Scarne sighed, pondering.

‘I can make someone so lucky he hits a mugger jackpot first time,’ Dom went on. ‘Or conversely, so unlucky his arm drops off.’

‘You make it sound like magic.’

‘Manipulated luck is magic, more or less.’

‘Do you propose using it when we meet the Galactic Wheel? Is that what makes you so confident?’

Dom paused. ‘Not at first,’ he said. ‘The technique is still under development. Later we’ll probably use it. The important thing is that the galactics, as far as we know, don’t have this technique. We may have something completely original.’

‘Should they discover what you’re doing, they might well accuse you of cheating.’

Dom laughed. ‘Of course it’s not cheating! I never heard of a player yet who claimed it was cheating to be lucky. There are all kinds of charms, tokens and prayers aimed at attracting luck, and no one objects to them. This is the same thing, but applied through scientific method.’

Perplexed, Scarne frowned.

‘Of course, you disapprove of what we’re doing, don’t you?’ Dom said gently.

‘I think you’re taking an insane risk.’

‘Good! I like your attitude – it means you’ll do your utmost to win!’ Dom leaned across, peering closely at Scarne. ‘Yes, I have your measure. You’ll play, and play as never before.’

Scarne looked down at his clenched fists. He felt trapped in this tiny, golden room. Dom was right – he had him where he wanted him, giving his talents to the Wheel in spite of himself. He would play to win, because only in that way could he rescue humanity from the Wheel leader’s mad gamble.

TEN

Shane was whimpering, his head down on a table already wet with his tears. Hakandra watched sadly, aware that the boy’s faith in his own ability had been badly eroded.

‘You shouldn’t blame yourself,’ he said inadequately. ‘You’re in a new situation.’

Shane shook his head. Hakandra put a hand on his heaving shoulder, patting it gently.

He gazed through the window of the tent they shared, looking up into the sky. He could see a star, shining in the fading evening with a steady, cool light. In thirty years, as viewed from here, it would flare up and take on the vivid aspect of a nova.
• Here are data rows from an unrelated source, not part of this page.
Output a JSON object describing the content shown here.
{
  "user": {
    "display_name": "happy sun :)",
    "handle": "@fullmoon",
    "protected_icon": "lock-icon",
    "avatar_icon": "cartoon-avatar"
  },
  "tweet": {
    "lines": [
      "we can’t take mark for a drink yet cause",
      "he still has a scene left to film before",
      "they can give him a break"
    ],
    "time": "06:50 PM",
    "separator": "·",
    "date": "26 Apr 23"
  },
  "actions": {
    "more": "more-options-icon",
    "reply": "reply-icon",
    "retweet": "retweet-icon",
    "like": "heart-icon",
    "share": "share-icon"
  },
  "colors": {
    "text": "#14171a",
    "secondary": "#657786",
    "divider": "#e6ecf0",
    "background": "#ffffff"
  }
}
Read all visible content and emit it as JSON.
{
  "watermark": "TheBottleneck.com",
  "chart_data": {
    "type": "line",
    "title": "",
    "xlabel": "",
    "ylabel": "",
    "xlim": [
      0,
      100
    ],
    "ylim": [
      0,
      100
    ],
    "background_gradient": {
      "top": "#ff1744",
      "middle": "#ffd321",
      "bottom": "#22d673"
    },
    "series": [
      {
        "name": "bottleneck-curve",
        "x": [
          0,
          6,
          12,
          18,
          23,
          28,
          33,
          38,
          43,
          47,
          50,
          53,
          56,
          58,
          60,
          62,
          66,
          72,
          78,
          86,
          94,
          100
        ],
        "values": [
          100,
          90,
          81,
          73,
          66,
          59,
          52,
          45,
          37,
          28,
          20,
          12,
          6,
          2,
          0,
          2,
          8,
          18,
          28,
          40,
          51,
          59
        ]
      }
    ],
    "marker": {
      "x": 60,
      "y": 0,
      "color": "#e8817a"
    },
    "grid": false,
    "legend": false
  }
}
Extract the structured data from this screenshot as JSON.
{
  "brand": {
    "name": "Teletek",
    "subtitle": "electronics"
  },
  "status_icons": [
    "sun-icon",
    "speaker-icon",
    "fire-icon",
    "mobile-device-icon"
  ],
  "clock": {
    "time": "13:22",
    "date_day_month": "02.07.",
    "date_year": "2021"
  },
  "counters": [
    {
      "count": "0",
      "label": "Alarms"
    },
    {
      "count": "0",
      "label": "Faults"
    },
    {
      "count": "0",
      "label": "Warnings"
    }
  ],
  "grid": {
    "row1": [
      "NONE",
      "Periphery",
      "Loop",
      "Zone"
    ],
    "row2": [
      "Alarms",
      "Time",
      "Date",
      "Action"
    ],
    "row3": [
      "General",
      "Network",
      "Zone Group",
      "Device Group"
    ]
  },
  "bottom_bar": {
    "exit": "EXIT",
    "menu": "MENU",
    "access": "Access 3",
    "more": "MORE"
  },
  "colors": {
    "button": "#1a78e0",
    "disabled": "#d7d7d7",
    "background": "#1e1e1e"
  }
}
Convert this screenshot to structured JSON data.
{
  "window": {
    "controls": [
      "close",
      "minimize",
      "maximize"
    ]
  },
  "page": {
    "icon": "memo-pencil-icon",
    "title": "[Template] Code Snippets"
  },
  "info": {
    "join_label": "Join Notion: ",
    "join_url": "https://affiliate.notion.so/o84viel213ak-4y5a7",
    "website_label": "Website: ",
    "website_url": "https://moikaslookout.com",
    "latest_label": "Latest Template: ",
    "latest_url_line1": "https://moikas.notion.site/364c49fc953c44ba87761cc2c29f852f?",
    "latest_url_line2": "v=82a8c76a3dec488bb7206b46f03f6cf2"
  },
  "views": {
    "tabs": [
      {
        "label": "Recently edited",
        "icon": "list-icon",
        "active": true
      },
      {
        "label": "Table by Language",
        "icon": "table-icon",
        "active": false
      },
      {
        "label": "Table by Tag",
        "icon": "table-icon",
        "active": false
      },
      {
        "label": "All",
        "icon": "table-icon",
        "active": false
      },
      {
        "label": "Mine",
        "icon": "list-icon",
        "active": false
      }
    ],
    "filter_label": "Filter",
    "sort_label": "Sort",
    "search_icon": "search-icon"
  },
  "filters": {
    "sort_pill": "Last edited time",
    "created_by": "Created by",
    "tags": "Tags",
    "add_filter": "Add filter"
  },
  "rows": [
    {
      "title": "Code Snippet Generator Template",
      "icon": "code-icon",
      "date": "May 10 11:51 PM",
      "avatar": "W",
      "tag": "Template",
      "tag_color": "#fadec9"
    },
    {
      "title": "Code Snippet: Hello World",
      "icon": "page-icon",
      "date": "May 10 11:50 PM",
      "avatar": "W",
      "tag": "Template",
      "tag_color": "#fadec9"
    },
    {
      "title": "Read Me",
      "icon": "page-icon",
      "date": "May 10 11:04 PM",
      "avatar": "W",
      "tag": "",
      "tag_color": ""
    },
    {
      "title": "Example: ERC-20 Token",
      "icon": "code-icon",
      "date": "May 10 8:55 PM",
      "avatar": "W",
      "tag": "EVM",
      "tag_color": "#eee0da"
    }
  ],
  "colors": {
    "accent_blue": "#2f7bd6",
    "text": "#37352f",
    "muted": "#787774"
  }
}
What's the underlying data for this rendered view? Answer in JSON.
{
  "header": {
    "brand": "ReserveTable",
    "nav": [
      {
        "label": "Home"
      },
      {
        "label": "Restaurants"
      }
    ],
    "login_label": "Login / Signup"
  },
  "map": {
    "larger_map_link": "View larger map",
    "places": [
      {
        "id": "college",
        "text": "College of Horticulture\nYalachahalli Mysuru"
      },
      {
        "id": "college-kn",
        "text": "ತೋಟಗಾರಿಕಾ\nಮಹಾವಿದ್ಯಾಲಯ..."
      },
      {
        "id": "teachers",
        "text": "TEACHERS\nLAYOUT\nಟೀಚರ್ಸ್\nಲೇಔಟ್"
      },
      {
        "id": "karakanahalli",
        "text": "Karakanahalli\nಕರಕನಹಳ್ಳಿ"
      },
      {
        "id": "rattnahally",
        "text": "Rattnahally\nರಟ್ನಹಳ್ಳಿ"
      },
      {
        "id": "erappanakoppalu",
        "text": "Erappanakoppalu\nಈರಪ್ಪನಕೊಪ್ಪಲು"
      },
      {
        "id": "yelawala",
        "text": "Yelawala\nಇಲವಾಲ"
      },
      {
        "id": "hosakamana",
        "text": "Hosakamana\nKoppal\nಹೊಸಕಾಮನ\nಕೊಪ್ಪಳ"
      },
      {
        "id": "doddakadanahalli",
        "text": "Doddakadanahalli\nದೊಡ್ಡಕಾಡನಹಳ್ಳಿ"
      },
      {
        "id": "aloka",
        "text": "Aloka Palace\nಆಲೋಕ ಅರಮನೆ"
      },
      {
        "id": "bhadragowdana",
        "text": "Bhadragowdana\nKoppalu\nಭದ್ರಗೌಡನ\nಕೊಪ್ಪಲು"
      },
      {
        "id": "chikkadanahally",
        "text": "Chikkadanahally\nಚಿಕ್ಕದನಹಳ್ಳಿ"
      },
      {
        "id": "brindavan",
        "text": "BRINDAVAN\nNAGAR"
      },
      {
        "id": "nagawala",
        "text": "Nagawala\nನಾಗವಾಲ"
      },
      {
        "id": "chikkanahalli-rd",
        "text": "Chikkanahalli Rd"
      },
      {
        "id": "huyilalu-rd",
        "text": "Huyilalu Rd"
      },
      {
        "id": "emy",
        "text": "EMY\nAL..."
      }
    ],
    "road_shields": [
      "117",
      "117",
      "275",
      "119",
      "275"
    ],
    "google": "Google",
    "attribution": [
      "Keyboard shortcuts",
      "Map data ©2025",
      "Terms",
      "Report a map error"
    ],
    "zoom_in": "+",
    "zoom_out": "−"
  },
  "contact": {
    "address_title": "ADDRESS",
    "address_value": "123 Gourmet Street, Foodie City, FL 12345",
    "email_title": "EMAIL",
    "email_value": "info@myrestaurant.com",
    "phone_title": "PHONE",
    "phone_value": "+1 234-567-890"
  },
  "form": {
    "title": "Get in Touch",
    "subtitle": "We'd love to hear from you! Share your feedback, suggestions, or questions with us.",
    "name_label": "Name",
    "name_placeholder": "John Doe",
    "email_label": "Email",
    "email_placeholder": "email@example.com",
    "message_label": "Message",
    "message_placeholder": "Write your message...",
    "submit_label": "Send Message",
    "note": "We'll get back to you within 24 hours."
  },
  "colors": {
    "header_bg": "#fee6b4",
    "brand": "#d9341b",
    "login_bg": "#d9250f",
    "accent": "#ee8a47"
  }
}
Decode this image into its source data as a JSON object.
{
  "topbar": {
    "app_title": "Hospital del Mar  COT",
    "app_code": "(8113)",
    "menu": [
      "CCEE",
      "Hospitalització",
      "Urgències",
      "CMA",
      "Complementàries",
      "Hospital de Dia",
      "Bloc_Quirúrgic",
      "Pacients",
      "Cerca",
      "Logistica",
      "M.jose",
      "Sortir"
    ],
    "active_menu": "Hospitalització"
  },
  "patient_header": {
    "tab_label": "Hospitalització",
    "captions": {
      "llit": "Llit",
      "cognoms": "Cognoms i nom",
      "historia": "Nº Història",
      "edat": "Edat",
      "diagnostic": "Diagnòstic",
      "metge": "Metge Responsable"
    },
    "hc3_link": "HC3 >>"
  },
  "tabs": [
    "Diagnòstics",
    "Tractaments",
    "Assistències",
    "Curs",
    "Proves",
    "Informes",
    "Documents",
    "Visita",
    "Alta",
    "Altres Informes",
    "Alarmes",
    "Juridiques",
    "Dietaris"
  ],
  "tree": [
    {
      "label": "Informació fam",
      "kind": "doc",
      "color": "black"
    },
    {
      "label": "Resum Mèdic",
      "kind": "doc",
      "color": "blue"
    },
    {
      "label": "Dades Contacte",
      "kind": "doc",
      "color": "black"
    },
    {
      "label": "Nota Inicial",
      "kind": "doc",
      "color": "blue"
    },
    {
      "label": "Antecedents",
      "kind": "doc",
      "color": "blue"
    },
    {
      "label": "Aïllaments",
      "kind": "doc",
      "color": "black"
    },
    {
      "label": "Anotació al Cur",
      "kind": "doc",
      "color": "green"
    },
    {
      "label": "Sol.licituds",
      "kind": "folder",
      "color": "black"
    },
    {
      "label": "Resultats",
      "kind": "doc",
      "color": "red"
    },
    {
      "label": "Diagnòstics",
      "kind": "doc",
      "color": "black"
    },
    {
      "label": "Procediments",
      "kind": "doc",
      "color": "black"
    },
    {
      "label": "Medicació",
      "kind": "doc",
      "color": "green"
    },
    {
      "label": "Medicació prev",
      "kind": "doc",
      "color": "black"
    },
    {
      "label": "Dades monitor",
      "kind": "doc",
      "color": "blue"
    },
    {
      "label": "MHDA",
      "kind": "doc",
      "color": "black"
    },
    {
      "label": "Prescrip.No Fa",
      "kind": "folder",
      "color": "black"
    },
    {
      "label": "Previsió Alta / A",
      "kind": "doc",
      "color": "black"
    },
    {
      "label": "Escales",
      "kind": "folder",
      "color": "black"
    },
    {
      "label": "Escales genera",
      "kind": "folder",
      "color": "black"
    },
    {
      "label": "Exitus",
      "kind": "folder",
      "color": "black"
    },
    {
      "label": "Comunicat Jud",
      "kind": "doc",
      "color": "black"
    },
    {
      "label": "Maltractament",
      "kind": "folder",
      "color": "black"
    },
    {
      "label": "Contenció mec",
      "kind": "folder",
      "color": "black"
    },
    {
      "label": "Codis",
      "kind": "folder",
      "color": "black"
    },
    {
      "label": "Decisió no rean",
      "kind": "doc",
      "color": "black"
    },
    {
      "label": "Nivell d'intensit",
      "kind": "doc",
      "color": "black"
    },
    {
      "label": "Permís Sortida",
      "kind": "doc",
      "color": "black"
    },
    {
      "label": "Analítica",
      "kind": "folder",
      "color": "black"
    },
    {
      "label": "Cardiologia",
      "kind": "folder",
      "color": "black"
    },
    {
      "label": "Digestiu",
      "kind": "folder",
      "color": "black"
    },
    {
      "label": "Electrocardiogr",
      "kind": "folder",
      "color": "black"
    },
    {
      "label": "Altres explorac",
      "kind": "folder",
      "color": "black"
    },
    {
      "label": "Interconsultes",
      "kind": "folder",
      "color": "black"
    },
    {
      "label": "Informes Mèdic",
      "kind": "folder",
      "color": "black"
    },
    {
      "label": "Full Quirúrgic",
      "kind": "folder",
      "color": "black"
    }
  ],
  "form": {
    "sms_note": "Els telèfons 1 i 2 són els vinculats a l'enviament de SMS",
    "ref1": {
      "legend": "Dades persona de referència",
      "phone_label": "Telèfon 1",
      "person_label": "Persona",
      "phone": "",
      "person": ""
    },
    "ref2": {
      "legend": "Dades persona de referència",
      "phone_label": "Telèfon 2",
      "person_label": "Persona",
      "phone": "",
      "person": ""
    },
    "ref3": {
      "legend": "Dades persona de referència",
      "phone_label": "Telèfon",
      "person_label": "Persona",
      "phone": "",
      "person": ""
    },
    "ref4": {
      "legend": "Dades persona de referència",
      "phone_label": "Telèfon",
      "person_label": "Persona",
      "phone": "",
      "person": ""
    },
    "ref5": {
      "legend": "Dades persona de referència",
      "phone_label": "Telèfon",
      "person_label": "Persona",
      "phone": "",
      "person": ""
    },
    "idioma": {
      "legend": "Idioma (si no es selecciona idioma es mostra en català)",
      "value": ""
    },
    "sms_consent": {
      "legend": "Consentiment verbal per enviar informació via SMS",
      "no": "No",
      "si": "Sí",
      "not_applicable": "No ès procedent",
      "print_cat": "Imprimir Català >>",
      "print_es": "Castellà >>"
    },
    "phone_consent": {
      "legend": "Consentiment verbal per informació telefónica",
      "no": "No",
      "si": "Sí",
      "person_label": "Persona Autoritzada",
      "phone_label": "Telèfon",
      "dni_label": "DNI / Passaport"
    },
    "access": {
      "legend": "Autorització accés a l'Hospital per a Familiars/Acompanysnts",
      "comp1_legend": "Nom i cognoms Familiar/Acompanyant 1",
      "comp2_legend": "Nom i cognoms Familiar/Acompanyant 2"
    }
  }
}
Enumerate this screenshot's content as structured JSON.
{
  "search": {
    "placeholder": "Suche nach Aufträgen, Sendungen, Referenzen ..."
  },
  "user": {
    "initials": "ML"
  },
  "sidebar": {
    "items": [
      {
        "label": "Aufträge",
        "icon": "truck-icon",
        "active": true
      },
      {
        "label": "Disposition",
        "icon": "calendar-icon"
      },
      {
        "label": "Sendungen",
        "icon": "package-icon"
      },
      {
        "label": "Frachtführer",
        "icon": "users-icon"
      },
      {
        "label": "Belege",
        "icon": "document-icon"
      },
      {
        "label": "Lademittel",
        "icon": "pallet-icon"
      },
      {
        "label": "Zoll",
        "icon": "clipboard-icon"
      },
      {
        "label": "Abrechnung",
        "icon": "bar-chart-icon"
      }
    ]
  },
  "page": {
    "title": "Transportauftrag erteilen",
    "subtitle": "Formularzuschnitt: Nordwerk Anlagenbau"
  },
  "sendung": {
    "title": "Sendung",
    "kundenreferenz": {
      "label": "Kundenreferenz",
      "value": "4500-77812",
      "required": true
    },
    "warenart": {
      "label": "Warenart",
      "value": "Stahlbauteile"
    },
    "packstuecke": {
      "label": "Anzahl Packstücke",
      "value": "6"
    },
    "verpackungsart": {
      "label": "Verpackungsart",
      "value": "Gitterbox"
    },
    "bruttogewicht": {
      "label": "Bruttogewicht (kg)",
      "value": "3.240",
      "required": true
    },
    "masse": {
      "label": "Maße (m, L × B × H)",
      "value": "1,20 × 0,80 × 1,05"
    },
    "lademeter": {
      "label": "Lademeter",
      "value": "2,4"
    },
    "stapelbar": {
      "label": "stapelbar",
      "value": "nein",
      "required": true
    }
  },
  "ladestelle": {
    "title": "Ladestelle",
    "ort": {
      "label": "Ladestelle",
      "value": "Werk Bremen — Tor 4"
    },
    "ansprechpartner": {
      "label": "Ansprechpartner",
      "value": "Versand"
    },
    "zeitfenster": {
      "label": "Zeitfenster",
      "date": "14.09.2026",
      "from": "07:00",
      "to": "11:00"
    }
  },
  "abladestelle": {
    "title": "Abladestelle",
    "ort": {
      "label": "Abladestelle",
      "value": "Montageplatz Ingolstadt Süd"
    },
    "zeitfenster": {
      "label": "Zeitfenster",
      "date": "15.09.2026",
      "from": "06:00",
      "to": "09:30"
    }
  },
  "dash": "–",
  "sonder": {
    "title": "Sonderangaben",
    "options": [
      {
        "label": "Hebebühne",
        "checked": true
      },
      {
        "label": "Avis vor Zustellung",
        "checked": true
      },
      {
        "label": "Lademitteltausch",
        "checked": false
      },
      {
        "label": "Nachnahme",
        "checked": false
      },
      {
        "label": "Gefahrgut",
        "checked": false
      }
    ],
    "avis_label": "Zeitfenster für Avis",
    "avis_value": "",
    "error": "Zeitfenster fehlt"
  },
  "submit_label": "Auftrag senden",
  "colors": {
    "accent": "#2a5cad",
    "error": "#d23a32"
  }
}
In fact, the event had already occurred. Thirty years might seem a fair stretch of time in local terms, but when translated into stellar distances it was nothing. A star had gone nova, only thirty light years away, and Shane hadn’t known anything about it: that was the plain, irreducible fact. Hadn’t predicted it, hadn’t even felt it when the explosion came, though he did claim to have received a sudden, dramatic convulsion some hours later – probably that was hysterical in origin, Hakandra thought, since by then the news had already arrived over the narrowbeam.

Self-induced or not, Shane was reacting to his experience – and even more so to his failure – with a typical lack of resilience. Hakandra continued to watch while the youth’s high-pitched sobs subsided into sleepy sniffles under the action of the sedative he had been given. Soon he fell into a drowse.

Wishom entered the tent. He glanced at Shane.

‘Is he all right?’

‘For the moment. Help me get him to his couch.’

Shane’s body was unresisting as they eased it to the bunk bed at one end of the tent. The youth mumbled his way into a deeper sleep.

The scientist straightened and sighed. ‘Well, there doesn’t seem much doubt of it,’ he said, his clipped voice holding a repressed excitement. ‘It was the machine.’

Hakandra paced the floor, looking again out of the window before replying. ‘That machine caused the star to go nova?’

Wishom frowned. ‘It may be going too far to put it quite like that. Cause and effect isn’t the correct law to apply where random effects are concerned. We would have to describe it in synchronistic terms.’